Ein bunter Haufen auf dem Weg
Um die Jahrtausendwende wurde das Angebot der Graf Recke Stiftung um ein Wohnangebot für Menschen mit Behinderung erweitert. Der Heilpädagogische Verbund im Rheinland hat sich seitdem enorm entwickelt – und Annette Methfessel und Frank Schwanz waren als Mitarbeitende stets daran beteiligt. Auch so mancher Bewohner hat über die Jahre große Fortschritte gemacht, andere begeben sich gerade erst auf den Weg. Das oberste Ziel: ein möglichst selbstständiges Leben.
Als sie im Mai 1999 im Haus Haarbach Höfe in Ratingen anfing, »da gab es nur den Neubau, noch keine Bewohner«, erinnert sich Annette Methfessel. Die heutige Bereichsleiterin im Sozialraum Hilden gehörte genau wie ihr Kollege Frank Schwanz vom Sozialraum Ratingen-West zu den »Mitarbeitenden der ersten Stunde«, wie er sagt. Es war ein Pilotprojekt inmitten eines Wohngebietes – und damit die Geburtsstunde des Heilpädagogischen Verbunds.
In der 200-jährigen Geschichte der Graf Recke Stiftung gehört die Heilpädagogik mit ihren Wohnangeboten für erwachsene Menschen mit geistigen oder komplexen Mehrfachbehinderungen somit zu den jüngeren Kindern, wenn man so will. Und doch ist bereits viel passiert seit den Anfängen. Aus einem Haus wurden drei (hinzu kamen ein weiteres in Ratingen und eines in Hilden), zudem wurde das Angebot um das betreute Wohnen erweitert. Dass Annette Methfessel und Frank Schwanz bis heute mit Begeisterung dabei sind, längst in verantwortlichen Positionen, hat viel mit dieser Entwicklung zu tun, an der sie federführend beteiligt waren.

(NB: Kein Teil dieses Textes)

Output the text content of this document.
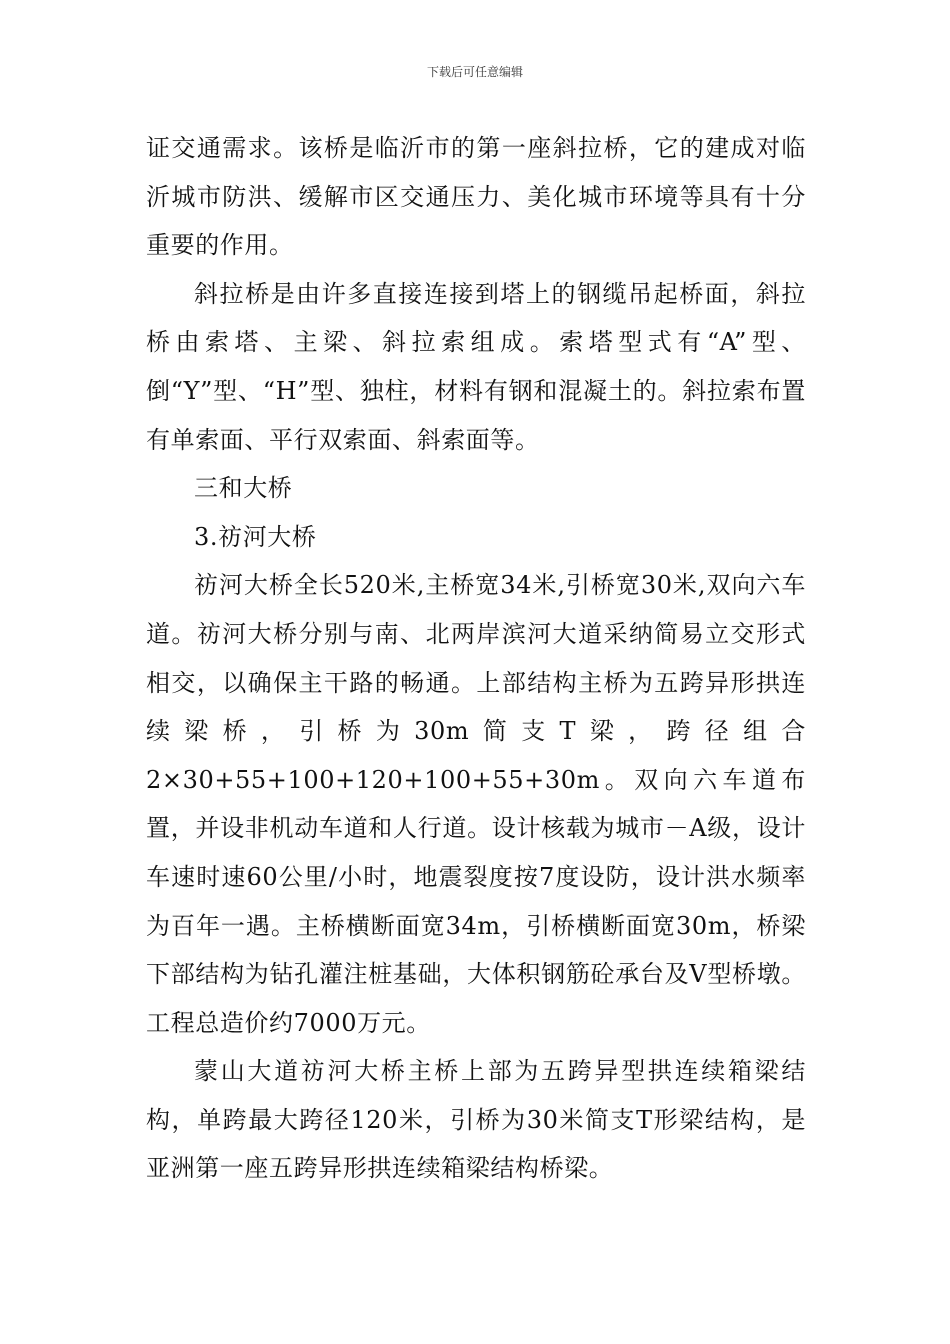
下载后可任意编辑

证交通需求。该桥是临沂市的第一座斜拉桥，它的建成对临沂城市防洪、缓解市区交通压力、美化城市环境等具有十分重要的作用。

斜拉桥是由许多直接连接到塔上的钢缆吊起桥面，斜拉桥由索塔、主梁、斜拉索组成。索塔型式有“A”型、倒“Y”型、“H”型、独柱，材料有钢和混凝土的。斜拉索布置有单索面、平行双索面、斜索面等。

三和大桥

3.祊河大桥

祊河大桥全长520米,主桥宽34米,引桥宽30米,双向六车道。祊河大桥分别与南、北两岸滨河大道采纳简易立交形式相交，以确保主干路的畅通。上部结构主桥为五跨异形拱连续梁桥，引桥为30m简支T梁，跨径组合2×30+55+100+120+100+55+30m。双向六车道布置，并设非机动车道和人行道。设计核载为城市－A级，设计车速时速60公里/小时，地震裂度按7度设防，设计洪水频率为百年一遇。主桥横断面宽34m，引桥横断面宽30m，桥梁下部结构为钻孔灌注桩基础，大体积钢筋砼承台及V型桥墩。工程总造价约7000万元。

蒙山大道祊河大桥主桥上部为五跨异型拱连续箱梁结构，单跨最大跨径120米，引桥为30米简支T形梁结构，是亚洲第一座五跨异形拱连续箱梁结构桥梁。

Gereizt aber hatte beide am Anfang zunächst das Neue, die Aufbauarbeit. Frank Schwanz, der zuvor eine Kita geleitet hatte, begann seinen Zivildienst zunächst noch in der Sozialpsychiatrie der Stiftung in Düsseldorf. Doch nach drei Monaten wechselte er nach Ratingen, wo das neue Angebot »den inklusiven Gedanken verfolgen und eine Versorgungslücke schließen sollte«, wie er erzählt. Mehr noch, betont Annette Methfessel: »Konzeptionell durften wir jegliche Entwicklungen mitgestalten und hatten die Chance, das Haus an die Bedarfe der Menschen anzupassen.«
Von Anfang an galt laut Annette Methfessel das Normalitätsprinzip. »Es ging und geht bis heute darum, Menschen mit Behinderung zu befähigen, ein möglichst selbstbestimmtes Leben zu führen«, sagt sie. Dasgelang schnell, mit einem multiprofessionellen Team, »ein bunter Haufen«, wie Frank Schwanz es ausdrückt. Erzieherinnen und Erzieher seien darunter gewesen, Menschen aus der Heilpädagogik und der Sozialarbeit, sogar eine Musiktherapeutin. »Wir waren ganz unterschiedliche Charaktere«, meint Annette Methfessel. »Da war die notwendige Lebendigkeit drin, um eine familiäre Atmosphäre zu schaffen.« Ein wichtiger Punkt, kommen die Bewohner doch meist direkt aus ihren Herkunftsfamilien.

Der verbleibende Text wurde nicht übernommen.